The Post-Ownership Society, by Monica Potts for The Washingtonian, Summer 2015
This is how the sharing economy seems to enable a bohemian lifestyle while in fact leaving its aspirants consistently, enduringly, asset-free and poor.
The Black Family in the Age of Mass Incarceration, by Tah-Nehisi Coates for The Atlantic, October 2015
Like Coates’ story on reparations, this is one of those game-changing must-read stories of the decade that everybody living in America should read.
The Content Wars, by John Herrmann for The Awl, 2015
I couldn’t pick just one, so I picked all of them.
My Life In The New Age, by Porochista Khakpour for The Virginia Quarterly Review, July 2015
“It was everything it did not do and did not let me do. It kept me from getting well. It kept me from Western medicine. It did not allow me to reach for antibiotics, the most effective cure we have against any form of my chronic illness, Lyme disease. The alternatives distracted me so much that I never saw the main road.”
The Lost Girls, by Jason Cherkis for The Huffington Post, July 2015
The awful and tragic story of Jackie Fox, who, at the age of 15, was raped by Runaways manager Kim Fowley and never got the support from her bandmates she needed.
Your Son is Deceased, by Rachel Aviv for The New Yorker, February 2015 and When Cops Break Bad: Inside a Police Force Gone Wild, by Nick Pinto for Rolling Stone, January 2015
Two stories about the same horrible police department.
The Condition of Black Life Is One of Mourning, By Claudia Rankine for The New York Times, June 2015
“…though the white liberal imagination likes to feel temporarily bad about black suffering, there really is no mode of empathy that can replicate the daily strain of knowing that as a black person you can be killed for simply being black: no hands in your pockets, no playing music, no sudden movements, no driving your car, no walking at night, no walking in the day, no turning onto this street, no entering this building, no standing your ground, no standing here, no standing there, no talking back, no playing with toy guns, no living while black.”
What Isis Really Wants, by Graeme Woods for The Atlantic, November 2015
This year felt like a good time to learn a little more on this topic.
I’m No Longer Afraid, by Noreen Malone with portfolio by Amanda Demme for New York Magazine, August 2015
This is an extraordinary compilation that hurts to read.
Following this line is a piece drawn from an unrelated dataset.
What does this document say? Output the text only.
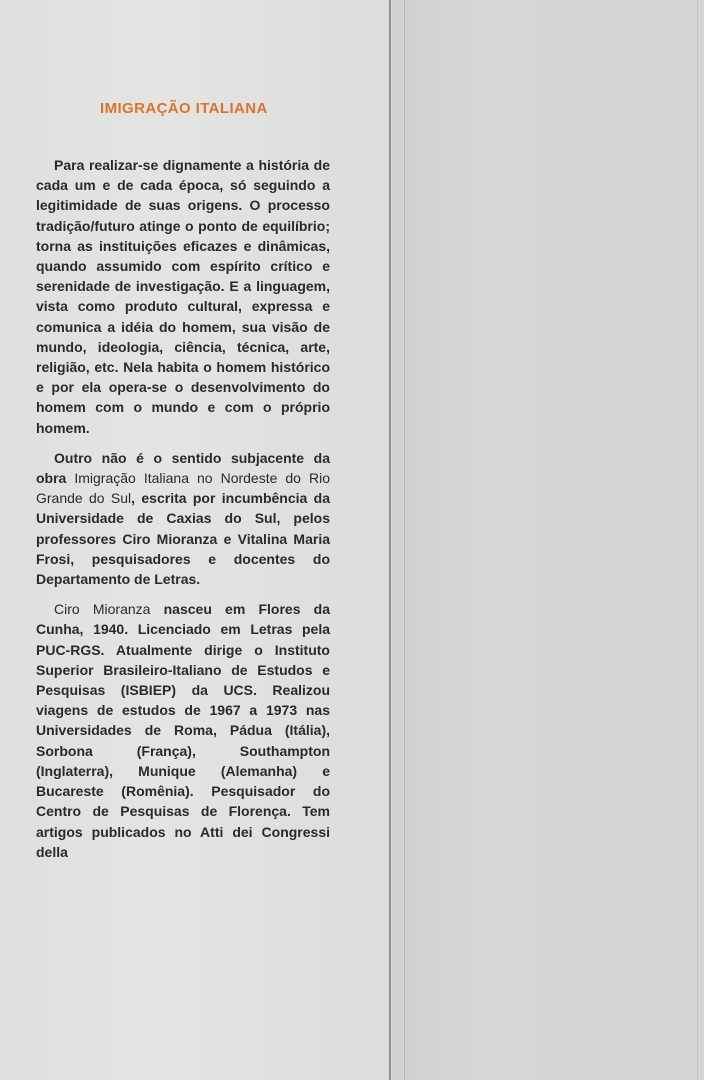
IMIGRAÇÃO ITALIANA

Para realizar-se dignamente a história de cada um e de cada época, só seguindo a legitimidade de suas origens. O processo tradição/futuro atinge o ponto de equilíbrio; torna as instituições eficazes e dinâmicas, quando assumido com espírito crítico e serenidade de investigação. E a linguagem, vista como produto cultural, expressa e comunica a idéia do homem, sua visão de mundo, ideologia, ciência, técnica, arte, religião, etc. Nela habita o homem histórico e por ela opera-se o desenvolvimento do homem com o mundo e com o próprio homem.

Outro não é o sentido subjacente da obra Imigração Italiana no Nordeste do Rio Grande do Sul, escrita por incumbência da Universidade de Caxias do Sul, pelos professores Ciro Mioranza e Vitalina Maria Frosi, pesquisadores e docentes do Departamento de Letras.

Ciro Mioranza nasceu em Flores da Cunha, 1940. Licenciado em Letras pela PUC-RGS. Atualmente dirige o Instituto Superior Brasileiro-Italiano de Estudos e Pesquisas (ISBIEP) da UCS. Realizou viagens de estudos de 1967 a 1973 nas Universidades de Roma, Pádua (Itália), Sorbona (França), Southampton (Inglaterra), Munique (Alemanha) e Bucareste (Romênia). Pesquisador do Centro de Pesquisas de Florença. Tem artigos publicados no Atti dei Congressi della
How similar the stories are, how many people were complicit in letting this happen, what it felt like for the women who were assaulted by Cosby at the beginning of his rise and therefore had to hold this secret inside them for all those years when The Cosby Show was everywhere. The world fell in love with this man who had hurt them and gotten away with it, and his fame never really slowed down.
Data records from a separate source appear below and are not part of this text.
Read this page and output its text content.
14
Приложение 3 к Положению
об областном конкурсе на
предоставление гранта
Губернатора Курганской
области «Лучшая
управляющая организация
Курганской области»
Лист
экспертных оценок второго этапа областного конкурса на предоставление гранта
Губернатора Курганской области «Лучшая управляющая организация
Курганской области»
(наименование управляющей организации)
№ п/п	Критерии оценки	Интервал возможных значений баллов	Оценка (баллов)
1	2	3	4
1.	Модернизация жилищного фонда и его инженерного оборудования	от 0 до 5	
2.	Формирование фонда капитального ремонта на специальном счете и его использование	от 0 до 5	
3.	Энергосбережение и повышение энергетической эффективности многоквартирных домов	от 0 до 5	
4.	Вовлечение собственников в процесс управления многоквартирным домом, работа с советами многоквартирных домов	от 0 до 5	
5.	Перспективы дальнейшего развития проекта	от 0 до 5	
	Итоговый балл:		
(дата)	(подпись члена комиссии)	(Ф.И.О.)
From Jamaica to Minnesota to Myself, by Marlon James for The New York Times, March 2015
“In creative writing, I teach that characters arise out of our need for them. By now, the person I created in New York was the only one I wanted to be. Over the next two years, I came and left often, pushing the limits of a student visa. I’d make friends but never get close enough to have them ask me anything too deep, playing at being aloof when I was really just shy, and I’d walk past gay bars, turn and walk past again, but never go in. Back home I fell back into church, knowing I didn’t belong there anymore. Once I forgot to code-switch in time and dashed to the bathroom in J.F.K., minutes before my flight to Kingston, to change out of my skinny jeans and hoop earrings. Eight years after reaching the end of myself, I was on borrowed time. Whether it was in a plane or a coffin, I knew I had to get out of Jamaica.”
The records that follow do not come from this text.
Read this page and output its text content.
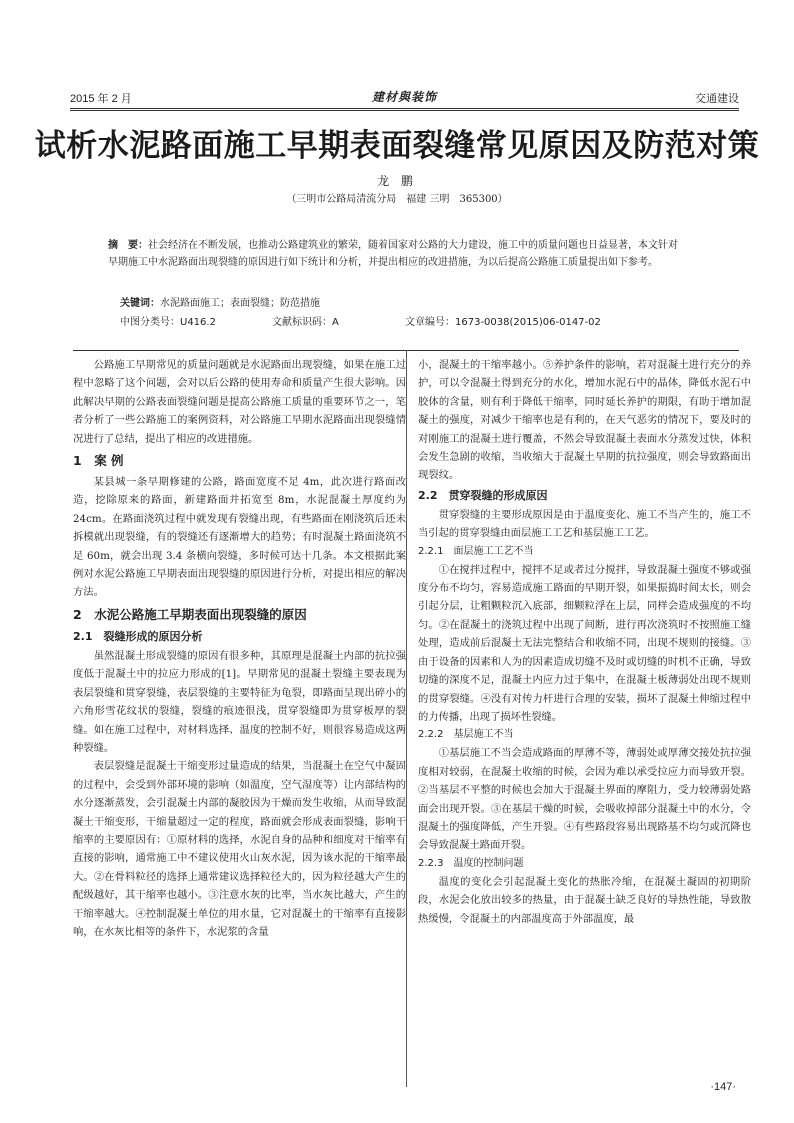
2015 年 2 月	建材與装饰	交通建设
试析水泥路面施工早期表面裂缝常见原因及防范对策
龙 鹏
（三明市公路局清流分局　福建 三明　365300）
摘　要：社会经济在不断发展，也推动公路建筑业的繁荣，随着国家对公路的大力建设，施工中的质量问题也日益显著，本文针对早期施工中水泥路面出现裂缝的原因进行如下统计和分析，并提出相应的改进措施，为以后提高公路施工质量提出如下参考。
关键词：水泥路面施工；表面裂缝；防范措施
中图分类号：U416.2	文献标识码：A	文章编号：1673-0038(2015)06-0147-02

公路施工早期常见的质量问题就是水泥路面出现裂缝，如果在施工过程中忽略了这个问题，会对以后公路的使用寿命和质量产生很大影响。因此解决早期的公路表面裂缝问题是提高公路施工质量的重要环节之一，笔者分析了一些公路施工的案例资料，对公路施工早期水泥路面出现裂缝情况进行了总结，提出了相应的改进措施。

1　案 例

某县城一条早期修建的公路，路面宽度不足 4m，此次进行路面改造，挖除原来的路面，新建路面并拓宽至 8m，水泥混凝土厚度约为 24cm。在路面浇筑过程中就发现有裂缝出现，有些路面在刚浇筑后还未拆模就出现裂缝，有的裂缝还有逐渐增大的趋势；有时混凝土路面浇筑不足 60m，就会出现 3.4 条横向裂缝，多时候可达十几条。本文根据此案例对水泥公路施工早期表面出现裂缝的原因进行分析，对提出相应的解决方法。

2　水泥公路施工早期表面出现裂缝的原因
2.1　裂缝形成的原因分析

虽然混凝土形成裂缝的原因有很多种，其原理是混凝土内部的抗拉强度低于混凝土中的拉应力形成的[1]。早期常见的混凝土裂缝主要表现为表层裂缝和贯穿裂缝，表层裂缝的主要特征为龟裂，即路面呈现出碎小的六角形雪花纹状的裂缝，裂缝的痕迹很浅，贯穿裂缝即为贯穿板厚的裂缝。如在施工过程中，对材料选择、温度的控制不好，则很容易造成这两种裂缝。

表层裂缝是混凝土干缩变形过量造成的结果，当混凝土在空气中凝固的过程中，会受到外部环境的影响（如温度，空气湿度等）让内部结构的水分逐渐蒸发，会引混凝土内部的凝胶因为干燥而发生收缩，从而导致混凝土干缩变形，干缩量超过一定的程度，路面就会形成表面裂缝，影响干缩率的主要原因有：①原材料的选择，水泥自身的品种和细度对干缩率有直接的影响，通常施工中不建议使用火山灰水泥，因为该水泥的干缩率最大。②在骨料粒径的选择上通常建议选择粒径大的，因为粒径越大产生的配级越好，其干缩率也越小。③注意水灰的比率，当水灰比越大，产生的干缩率越大。④控制混凝土单位的用水量，它对混凝土的干缩率有直接影响，在水灰比相等的条件下，水泥浆的含量

小，混凝土的干缩率越小。⑤养护条件的影响，若对混凝土进行充分的养护，可以令混凝土得到充分的水化，增加水泥石中的晶体，降低水泥石中胶体的含量，则有利于降低干缩率，同时延长养护的期限，有助于增加混凝土的强度，对减少干缩率也是有利的，在天气恶劣的情况下，要及时的对刚施工的混凝土进行覆盖，不然会导致混凝土表面水分蒸发过快，体积会发生急剧的收缩，当收缩大于混凝土早期的抗拉强度，则会导致路面出现裂纹。

2.2　贯穿裂缝的形成原因

贯穿裂缝的主要形成原因是由于温度变化、施工不当产生的，施工不当引起的贯穿裂缝由面层施工工艺和基层施工工艺。

2.2.1　面层施工工艺不当

①在搅拌过程中，搅拌不足或者过分搅拌，导致混凝土强度不够或强度分布不均匀，容易造成施工路面的早期开裂，如果振捣时间太长，则会引起分层，让粗颗粒沉入底部，细颗粒浮在上层，同样会造成强度的不均匀。②在混凝土的浇筑过程中出现了间断，进行再次浇筑时不按照施工缝处理，造成前后混凝土无法完整结合和收缩不同，出现不规则的接缝。③由于设备的因素和人为的因素造成切缝不及时或切缝的时机不正确，导致切缝的深度不足，混凝土内应力过于集中，在混凝土板薄弱处出现不规则的贯穿裂缝。④没有对传力杆进行合理的安装，损坏了混凝土伸缩过程中的力传播，出现了损坏性裂缝。

2.2.2　基层施工不当

①基层施工不当会造成路面的厚薄不等，薄弱处或厚薄交接处抗拉强度相对较弱，在混凝土收缩的时候，会因为难以承受拉应力而导致开裂。②当基层不平整的时候也会加大于混凝土界面的摩阻力，受力较薄弱处路面会出现开裂。③在基层干燥的时候，会吸收掉部分混凝土中的水分，令混凝土的强度降低，产生开裂。④有些路段容易出现路基不均匀或沉降也会导致混凝土路面开裂。

2.2.3　温度的控制问题

温度的变化会引起混凝土变化的热胀冷缩，在混凝土凝固的初期阶段，水泥会化放出较多的热量，由于混凝土缺乏良好的导热性能，导致散热缓慢，令混凝土的内部温度高于外部温度，最

·147·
The Honeyed Siphon, by Evan Calder Williams for The New Inquiry, December 2014
This techinically is from December 2014, but close enough — I actually remember reading it on New Year’s Day of 2015. My fiancé has Type 1 Diabetes and this essay is about Type 1 Diabetes and it was really interesting and I learned a lot and she liked it to and it was beautifully written as well. So there.